Comment / Corporate cap could be false economy

01 March 2016 Steve Brown

Login to access this content

Image removed.There is a major tension at the heart of the Carter report on productivity in NHS acute hospitals. It rightly evangelises about the need for data across all activities. But it also seeks to impose an arbitrary cap on the costs of managers that will surely be needed to deliver this step change in performance measurement and benchmarking.

Of course finance and other back-office functions need to be focused on delivering services that support the frontline. And they can’t and shouldn’t be overlooked in the search for efficiency. But the approach on corporate and administration costs seems at odds with the rest of the report – which is about understanding variation rather than simply applying central controls – and against the principles of value-based delivery.

Carter found corporate and administration costs ranged from 6% to 11% (with a mean of 8%) of trust income and said £300m could be saved by getting all trusts to 7%. His recommendation is for all to trusts ‘to ensure their costs do not exceed 7% of income by April 2018’ with a further drop to 6% by 2020.

Shared back-office services are seen as playing a big part in this cost reduction, with trusts facing a requirement to at least test their services against shared service solutions. Back office is about much more than financial services, but it is clear that many providers have to date preferred an in-house option for their own finance team.

Being asked to test this in-house provision against alternatives, including shared approaches, is not the problem. But setting a simple input-based cap on the costs of some of these activities could be.

The report is full of metrics and data collection requirements, some involving existing measures and some new to the NHS. All of these will support the new model hospital approach promoted by Carter.

The creation of this huge and potentially useful database will clearly place a burden on providers. Carter adds his voice in support of Monitor’s costing transformation programme, which itself is likely to require trusts to invest in their costing teams.
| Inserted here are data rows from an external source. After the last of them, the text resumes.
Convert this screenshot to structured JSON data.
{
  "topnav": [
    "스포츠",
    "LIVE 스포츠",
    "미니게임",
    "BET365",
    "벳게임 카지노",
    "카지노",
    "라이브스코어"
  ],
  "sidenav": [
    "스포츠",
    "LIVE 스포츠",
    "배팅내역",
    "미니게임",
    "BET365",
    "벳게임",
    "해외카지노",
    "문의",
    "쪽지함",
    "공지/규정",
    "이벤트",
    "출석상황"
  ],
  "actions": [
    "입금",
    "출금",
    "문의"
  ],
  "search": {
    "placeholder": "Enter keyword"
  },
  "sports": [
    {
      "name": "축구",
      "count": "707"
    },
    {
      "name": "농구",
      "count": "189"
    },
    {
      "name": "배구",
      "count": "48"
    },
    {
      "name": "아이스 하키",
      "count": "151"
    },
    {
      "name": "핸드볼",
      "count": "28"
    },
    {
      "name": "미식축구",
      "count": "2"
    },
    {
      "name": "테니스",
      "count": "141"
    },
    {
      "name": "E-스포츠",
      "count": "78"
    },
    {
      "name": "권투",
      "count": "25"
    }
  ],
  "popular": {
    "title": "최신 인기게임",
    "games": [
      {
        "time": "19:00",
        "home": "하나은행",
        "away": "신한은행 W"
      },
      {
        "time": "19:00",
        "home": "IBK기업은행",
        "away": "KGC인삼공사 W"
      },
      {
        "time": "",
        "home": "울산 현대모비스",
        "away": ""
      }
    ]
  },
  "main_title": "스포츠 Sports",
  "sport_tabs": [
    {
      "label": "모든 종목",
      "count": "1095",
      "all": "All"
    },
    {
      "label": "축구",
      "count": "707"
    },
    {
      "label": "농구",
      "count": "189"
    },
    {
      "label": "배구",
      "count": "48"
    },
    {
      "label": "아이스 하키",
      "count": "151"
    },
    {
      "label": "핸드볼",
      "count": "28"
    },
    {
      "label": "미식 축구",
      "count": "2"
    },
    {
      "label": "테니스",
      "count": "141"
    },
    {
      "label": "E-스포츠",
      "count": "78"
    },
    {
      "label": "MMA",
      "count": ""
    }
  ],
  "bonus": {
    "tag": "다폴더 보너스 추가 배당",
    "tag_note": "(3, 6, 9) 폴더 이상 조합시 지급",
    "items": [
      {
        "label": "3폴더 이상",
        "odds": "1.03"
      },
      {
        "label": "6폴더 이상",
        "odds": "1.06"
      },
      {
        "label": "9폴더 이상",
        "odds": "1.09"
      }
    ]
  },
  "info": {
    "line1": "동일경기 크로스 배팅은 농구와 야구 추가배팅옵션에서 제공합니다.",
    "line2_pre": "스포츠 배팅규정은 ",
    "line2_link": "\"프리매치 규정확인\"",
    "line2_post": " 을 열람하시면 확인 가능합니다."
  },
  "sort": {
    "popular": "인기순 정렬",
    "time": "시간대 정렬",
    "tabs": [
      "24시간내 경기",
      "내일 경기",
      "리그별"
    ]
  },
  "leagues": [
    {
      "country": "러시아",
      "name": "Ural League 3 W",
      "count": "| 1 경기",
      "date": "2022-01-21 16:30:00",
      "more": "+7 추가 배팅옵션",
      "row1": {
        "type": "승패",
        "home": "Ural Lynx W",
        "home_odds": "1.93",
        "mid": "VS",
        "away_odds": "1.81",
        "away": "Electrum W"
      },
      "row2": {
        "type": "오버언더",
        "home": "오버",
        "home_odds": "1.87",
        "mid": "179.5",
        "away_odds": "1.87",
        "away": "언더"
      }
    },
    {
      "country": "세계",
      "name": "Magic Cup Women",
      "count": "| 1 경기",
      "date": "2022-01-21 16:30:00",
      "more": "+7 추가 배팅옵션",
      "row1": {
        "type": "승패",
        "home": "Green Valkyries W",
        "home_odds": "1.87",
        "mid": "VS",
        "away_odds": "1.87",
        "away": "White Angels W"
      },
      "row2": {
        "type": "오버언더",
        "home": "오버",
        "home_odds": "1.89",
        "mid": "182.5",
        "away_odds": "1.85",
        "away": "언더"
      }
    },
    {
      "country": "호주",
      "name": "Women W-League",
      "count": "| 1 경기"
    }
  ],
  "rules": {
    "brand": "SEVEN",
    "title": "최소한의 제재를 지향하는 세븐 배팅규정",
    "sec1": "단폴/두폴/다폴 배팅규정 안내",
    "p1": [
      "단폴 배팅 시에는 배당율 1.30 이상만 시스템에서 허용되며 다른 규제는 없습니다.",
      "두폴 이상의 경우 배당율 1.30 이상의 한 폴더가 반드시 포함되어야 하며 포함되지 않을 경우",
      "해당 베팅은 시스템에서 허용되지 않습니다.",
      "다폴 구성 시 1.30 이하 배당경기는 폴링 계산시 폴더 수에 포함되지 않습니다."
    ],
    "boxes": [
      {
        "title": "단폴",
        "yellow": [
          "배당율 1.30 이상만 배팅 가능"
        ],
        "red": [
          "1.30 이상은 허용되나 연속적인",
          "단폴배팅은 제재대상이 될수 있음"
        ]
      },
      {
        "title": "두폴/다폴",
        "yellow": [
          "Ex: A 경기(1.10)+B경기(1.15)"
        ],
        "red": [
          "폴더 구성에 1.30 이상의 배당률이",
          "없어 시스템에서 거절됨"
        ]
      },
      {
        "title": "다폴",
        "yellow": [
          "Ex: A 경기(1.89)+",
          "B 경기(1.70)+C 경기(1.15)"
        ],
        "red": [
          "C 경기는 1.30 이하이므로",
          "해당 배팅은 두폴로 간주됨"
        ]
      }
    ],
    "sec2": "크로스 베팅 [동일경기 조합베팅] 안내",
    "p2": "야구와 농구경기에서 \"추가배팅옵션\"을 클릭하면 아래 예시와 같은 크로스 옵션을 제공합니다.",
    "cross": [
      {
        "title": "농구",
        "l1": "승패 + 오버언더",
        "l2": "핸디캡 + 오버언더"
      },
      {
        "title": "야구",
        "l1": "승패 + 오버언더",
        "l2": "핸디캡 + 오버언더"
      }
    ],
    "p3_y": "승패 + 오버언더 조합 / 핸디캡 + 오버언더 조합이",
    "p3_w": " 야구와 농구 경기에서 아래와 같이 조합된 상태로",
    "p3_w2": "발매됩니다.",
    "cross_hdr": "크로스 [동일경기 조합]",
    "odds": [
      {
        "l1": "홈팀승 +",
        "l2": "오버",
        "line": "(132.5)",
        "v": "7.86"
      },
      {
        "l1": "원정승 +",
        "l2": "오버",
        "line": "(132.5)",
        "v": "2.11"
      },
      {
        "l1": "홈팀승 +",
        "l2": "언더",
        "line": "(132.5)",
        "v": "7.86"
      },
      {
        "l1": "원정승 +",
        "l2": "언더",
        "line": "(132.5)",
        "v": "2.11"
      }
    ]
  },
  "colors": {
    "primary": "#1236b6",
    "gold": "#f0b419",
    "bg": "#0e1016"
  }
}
But even with the data in place, analysis or supporting others, including clinicians, to analyse the data will place even greater burden on support staff. This should be fine if overall it delivers better value. In some cases, more back-office support could deliver far greater value in terms of addressing clinical variation or improving productivity. Yet a crude cap on corporate costs could keep this added value off limits.

Instead, as with other metrics and service areas, providing boards with comparative data about costs, average costs and perhaps even specifying typical ranges would enable them to challenge their own corporate and administrative set-ups.

It is also hard to see how the control can be effectively policed. The NHS has long done away with management cost controls, but they were backed up by complex definitions. It is not clear that the electronic staff record can reliably pick out completely comparable costs. And how would the cap take account of trusts that provide back-office support to other NHS bodies – where support costs will undoubtedly be higher?

The bottom line should be that corporate costs are set at the optimum level to deliver maximum value. And if higher than average corporate costs lead to overall better productivity and effectiveness, that should be seen as a good result.